First out was the FCA ‘Dear CEO’ letter, which included a strong statement for brokers. According to the letter, ‘brokers in wholesale markets have made less progress than other sectors in embedding a culture of good conduct, and so action to raise standards across the sector has become urgent.’ The letter identified four key areas where wholesale brokers are often seen to be deficient:

  • Remuneration – some compensation arrangements incentivise poor conduct, and don’t properly balance financial outcomes with other qualitative factors
  • Governance – firms may fail to balance the individual power of highly successful brokers with the need for appropriate senior management and board oversight
  • Trading capacity – trading arrangements are often complex, and firms are perceived to have poor visibility of the trading capacity in which they are acting for individual transactions. (For example as the trade agency, matched principal or on an OTF)
  • Financial crime and market abuse – the FCA has identified a complacent attitude amongst brokers when it comes to their obligations to prevent financial crime and detect market abuse. At the same time, the Regulator believes the risk faced by firms is inherently high, particularly for market abuse.

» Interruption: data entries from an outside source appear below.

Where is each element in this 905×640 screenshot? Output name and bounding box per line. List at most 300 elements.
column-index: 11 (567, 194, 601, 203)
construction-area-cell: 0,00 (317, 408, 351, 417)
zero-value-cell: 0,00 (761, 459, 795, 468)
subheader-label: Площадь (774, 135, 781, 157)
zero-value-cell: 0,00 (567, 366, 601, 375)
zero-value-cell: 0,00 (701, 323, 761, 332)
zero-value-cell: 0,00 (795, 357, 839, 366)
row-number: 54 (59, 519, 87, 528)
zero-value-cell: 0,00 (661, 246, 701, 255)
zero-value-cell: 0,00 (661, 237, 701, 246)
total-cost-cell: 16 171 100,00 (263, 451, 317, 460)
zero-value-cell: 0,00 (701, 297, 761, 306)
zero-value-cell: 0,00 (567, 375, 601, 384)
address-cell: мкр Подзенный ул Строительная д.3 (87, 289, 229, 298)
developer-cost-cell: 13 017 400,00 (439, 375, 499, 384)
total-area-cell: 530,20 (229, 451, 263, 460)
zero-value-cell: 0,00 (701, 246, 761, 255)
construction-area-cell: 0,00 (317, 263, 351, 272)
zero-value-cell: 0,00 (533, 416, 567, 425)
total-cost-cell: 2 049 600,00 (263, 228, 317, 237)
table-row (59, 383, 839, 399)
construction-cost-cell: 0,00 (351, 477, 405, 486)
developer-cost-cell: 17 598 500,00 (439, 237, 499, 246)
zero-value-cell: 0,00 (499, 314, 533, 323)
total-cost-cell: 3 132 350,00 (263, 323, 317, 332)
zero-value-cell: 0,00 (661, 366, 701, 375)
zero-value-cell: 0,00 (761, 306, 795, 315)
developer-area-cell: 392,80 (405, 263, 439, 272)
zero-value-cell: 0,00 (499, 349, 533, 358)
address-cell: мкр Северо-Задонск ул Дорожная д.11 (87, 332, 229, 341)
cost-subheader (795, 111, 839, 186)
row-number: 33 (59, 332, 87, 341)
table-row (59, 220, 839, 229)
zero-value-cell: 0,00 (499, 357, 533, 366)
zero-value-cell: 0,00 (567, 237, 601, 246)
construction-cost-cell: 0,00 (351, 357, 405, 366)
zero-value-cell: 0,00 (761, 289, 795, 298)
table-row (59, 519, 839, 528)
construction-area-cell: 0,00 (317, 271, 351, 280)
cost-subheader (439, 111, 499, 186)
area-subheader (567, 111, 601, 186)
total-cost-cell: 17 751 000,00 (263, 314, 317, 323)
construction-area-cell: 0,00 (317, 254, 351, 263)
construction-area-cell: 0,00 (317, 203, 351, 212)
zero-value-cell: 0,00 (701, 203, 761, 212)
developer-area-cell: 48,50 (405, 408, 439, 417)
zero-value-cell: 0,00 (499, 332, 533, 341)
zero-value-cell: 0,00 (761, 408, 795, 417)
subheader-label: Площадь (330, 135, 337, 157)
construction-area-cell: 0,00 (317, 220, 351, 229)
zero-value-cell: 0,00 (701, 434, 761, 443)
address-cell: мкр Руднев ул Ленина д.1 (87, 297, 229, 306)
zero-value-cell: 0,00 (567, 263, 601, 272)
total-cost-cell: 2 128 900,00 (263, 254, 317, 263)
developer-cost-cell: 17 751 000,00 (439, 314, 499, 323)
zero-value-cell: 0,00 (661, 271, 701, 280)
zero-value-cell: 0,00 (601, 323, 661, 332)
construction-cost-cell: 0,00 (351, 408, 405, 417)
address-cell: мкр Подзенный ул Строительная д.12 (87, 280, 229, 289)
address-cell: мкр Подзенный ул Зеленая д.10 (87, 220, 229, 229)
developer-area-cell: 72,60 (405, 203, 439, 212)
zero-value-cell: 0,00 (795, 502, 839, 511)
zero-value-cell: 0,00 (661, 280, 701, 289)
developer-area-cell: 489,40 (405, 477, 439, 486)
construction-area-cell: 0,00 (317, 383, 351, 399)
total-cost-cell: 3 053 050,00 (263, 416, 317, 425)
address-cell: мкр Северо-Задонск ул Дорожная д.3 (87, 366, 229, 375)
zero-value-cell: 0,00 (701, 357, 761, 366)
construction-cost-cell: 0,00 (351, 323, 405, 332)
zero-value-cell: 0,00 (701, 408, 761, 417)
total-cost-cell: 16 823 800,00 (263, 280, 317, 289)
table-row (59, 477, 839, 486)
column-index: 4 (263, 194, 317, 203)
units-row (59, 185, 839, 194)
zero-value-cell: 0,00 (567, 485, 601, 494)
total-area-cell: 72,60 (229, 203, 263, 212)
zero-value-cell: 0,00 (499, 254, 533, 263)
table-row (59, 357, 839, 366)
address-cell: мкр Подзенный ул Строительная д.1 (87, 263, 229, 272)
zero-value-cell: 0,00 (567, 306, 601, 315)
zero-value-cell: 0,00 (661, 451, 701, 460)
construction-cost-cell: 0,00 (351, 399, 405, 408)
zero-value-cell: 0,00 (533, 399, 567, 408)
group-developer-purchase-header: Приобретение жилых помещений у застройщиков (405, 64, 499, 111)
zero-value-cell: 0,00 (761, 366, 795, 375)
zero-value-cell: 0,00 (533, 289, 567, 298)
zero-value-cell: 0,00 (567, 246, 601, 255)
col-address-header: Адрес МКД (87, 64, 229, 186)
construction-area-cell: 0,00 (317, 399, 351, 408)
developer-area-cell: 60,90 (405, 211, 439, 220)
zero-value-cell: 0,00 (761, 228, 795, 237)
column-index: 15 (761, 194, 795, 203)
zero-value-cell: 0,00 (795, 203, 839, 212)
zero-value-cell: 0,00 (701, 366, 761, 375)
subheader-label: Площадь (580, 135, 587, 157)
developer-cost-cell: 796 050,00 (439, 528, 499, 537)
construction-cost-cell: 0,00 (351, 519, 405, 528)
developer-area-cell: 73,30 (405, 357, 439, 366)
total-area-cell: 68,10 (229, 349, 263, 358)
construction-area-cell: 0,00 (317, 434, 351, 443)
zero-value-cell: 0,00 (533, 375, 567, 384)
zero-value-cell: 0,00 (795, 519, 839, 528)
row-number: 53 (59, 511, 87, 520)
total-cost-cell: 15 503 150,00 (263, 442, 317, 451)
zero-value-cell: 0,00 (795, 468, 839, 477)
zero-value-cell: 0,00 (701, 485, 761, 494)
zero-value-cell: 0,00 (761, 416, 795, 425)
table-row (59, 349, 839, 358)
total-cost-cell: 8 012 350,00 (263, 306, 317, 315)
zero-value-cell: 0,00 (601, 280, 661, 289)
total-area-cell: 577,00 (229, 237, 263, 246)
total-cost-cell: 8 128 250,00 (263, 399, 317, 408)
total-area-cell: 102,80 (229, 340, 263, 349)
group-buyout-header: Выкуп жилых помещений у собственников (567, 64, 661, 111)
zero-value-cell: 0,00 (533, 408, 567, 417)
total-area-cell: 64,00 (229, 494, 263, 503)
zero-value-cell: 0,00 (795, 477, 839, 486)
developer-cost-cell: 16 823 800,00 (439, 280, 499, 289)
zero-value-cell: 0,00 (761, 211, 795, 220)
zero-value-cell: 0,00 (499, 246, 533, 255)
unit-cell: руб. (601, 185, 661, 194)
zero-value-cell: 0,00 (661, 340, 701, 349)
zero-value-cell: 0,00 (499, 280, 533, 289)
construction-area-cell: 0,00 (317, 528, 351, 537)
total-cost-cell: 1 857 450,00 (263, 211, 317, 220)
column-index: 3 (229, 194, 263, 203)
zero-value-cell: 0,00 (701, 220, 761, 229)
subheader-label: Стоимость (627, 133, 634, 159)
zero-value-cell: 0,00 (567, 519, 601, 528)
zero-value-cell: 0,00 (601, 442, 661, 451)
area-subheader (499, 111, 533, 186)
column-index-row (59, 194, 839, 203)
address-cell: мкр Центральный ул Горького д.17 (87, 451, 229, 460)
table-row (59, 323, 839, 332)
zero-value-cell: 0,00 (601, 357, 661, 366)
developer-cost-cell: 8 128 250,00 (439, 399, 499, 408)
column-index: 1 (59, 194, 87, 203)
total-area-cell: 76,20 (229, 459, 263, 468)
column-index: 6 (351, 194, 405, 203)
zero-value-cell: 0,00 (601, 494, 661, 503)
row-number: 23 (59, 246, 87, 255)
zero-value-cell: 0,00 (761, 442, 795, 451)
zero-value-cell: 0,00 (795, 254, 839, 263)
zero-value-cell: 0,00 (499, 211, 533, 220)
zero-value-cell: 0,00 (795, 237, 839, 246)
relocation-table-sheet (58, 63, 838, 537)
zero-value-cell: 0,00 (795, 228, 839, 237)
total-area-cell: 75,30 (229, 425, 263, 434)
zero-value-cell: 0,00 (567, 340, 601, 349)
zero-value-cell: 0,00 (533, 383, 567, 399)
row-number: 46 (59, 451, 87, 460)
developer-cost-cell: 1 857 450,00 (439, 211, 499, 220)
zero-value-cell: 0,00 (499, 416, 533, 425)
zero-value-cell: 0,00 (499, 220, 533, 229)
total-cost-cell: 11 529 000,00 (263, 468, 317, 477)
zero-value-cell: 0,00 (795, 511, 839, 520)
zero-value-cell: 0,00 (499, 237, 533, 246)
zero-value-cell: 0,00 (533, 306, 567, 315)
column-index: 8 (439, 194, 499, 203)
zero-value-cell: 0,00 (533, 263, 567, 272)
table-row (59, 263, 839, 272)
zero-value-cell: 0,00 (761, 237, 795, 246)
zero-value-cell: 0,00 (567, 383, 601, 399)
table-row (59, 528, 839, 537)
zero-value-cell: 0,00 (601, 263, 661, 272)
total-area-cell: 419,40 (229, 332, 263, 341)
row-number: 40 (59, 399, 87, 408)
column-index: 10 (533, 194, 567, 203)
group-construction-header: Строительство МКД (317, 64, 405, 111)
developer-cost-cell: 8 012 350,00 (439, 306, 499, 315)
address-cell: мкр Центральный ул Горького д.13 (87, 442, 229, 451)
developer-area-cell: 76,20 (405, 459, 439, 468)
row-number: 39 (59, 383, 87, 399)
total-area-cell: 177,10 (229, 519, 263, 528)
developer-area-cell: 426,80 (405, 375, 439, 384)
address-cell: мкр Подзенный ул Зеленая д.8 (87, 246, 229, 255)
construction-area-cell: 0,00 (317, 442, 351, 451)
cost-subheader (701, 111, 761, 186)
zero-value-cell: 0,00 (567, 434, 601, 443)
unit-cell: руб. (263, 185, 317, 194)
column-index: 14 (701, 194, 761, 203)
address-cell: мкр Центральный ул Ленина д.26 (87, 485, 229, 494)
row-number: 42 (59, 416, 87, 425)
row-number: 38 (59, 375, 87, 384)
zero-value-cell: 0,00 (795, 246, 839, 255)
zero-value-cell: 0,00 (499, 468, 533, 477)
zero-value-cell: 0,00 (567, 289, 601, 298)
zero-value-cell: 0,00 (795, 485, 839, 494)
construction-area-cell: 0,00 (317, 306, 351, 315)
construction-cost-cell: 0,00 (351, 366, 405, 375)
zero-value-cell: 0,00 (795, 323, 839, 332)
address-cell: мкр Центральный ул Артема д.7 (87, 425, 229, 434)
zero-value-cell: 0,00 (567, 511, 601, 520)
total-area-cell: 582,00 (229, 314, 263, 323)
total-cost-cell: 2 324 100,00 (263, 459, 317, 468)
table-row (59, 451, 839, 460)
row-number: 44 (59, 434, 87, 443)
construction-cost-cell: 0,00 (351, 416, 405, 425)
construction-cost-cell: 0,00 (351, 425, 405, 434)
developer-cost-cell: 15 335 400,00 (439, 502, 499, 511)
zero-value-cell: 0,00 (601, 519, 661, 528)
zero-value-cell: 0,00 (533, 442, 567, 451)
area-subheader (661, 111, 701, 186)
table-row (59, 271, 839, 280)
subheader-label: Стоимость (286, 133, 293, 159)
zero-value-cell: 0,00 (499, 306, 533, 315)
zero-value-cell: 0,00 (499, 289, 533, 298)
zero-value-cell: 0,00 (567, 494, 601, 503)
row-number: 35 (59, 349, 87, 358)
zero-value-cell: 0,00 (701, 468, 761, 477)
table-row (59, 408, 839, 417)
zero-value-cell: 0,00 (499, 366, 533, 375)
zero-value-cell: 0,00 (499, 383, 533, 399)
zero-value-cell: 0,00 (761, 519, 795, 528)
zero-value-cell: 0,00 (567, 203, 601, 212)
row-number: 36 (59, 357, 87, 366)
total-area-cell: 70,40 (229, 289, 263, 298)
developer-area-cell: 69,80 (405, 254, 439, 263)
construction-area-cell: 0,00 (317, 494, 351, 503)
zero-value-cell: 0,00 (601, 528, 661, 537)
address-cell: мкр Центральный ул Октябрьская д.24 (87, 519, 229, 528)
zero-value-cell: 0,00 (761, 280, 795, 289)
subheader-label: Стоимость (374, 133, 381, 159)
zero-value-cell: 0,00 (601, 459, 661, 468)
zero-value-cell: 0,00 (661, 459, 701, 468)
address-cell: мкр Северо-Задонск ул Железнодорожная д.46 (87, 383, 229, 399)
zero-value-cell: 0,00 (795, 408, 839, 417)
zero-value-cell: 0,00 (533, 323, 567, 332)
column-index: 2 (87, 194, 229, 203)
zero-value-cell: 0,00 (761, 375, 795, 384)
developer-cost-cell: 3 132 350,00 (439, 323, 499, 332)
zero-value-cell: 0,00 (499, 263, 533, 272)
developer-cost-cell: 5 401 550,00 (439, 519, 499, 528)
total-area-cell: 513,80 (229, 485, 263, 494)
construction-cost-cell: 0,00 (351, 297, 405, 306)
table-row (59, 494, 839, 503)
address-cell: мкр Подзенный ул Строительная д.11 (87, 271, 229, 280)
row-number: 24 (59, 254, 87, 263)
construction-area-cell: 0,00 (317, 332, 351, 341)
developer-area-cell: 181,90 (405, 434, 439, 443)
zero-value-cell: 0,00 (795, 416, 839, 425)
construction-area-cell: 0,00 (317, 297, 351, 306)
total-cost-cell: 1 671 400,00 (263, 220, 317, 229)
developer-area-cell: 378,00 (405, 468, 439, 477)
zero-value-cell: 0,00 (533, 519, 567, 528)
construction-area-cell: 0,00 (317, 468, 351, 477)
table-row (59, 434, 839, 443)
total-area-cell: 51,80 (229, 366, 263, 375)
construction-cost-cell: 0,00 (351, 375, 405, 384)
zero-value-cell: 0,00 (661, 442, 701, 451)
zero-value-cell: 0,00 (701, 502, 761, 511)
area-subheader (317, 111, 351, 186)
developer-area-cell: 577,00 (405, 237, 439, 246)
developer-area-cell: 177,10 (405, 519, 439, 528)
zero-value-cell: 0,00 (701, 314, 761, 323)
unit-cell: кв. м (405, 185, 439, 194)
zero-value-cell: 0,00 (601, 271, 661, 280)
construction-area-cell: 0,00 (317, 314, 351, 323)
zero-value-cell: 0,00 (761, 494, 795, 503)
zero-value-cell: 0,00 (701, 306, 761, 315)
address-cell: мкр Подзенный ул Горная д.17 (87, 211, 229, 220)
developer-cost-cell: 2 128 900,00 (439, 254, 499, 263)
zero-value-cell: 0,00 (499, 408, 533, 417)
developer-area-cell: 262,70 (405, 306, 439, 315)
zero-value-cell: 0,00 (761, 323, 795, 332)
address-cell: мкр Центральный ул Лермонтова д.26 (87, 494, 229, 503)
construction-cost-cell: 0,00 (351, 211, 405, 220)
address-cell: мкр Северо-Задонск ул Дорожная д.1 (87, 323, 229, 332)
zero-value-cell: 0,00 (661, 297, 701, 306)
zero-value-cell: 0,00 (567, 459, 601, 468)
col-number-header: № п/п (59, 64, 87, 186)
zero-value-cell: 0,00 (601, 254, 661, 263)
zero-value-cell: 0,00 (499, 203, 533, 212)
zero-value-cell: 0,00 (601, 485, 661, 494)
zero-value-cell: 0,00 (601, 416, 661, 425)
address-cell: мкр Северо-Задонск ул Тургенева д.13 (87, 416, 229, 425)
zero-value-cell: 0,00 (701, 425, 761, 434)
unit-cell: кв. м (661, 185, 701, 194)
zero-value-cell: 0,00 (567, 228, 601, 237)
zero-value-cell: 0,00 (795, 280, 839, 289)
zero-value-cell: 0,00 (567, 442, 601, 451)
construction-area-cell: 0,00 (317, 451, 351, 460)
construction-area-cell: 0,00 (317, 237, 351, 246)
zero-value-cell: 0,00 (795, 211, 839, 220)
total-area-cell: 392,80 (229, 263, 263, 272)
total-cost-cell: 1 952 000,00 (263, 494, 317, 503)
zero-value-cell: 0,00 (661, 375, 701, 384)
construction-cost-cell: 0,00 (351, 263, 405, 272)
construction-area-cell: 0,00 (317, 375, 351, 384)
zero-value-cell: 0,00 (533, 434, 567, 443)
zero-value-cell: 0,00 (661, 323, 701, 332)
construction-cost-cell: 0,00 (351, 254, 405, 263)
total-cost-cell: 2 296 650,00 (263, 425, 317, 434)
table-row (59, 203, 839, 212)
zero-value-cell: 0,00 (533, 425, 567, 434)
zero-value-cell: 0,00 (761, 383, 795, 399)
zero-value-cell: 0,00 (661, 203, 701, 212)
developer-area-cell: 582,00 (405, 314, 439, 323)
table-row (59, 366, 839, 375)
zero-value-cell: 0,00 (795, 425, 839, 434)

Hot on the heels of the Dear CEO letter, came the FCA’s report on Payment for Order Flow (PFOF). The report focused primarily on technical interpretations on the broking process, and the implications for PFOF resulting from different broking practices. The conclusion reached was that, while many firms have notionally stopped making PFOF, there are pockets of non-compliance, and a poor understanding of how PFOF may arise in certain trading scenarios.

None of the issues raised in either document are new –  indeed many have been raised repeatedly by the FCA over the past five years or more. As such, there is a sense that the risk of regulatory censure for firms still failing to comply is rising.

If you’re a wholesale broker, you should have a look at your compliance controls as soon as possible to make sure you meet the FCA’s standards if they come calling.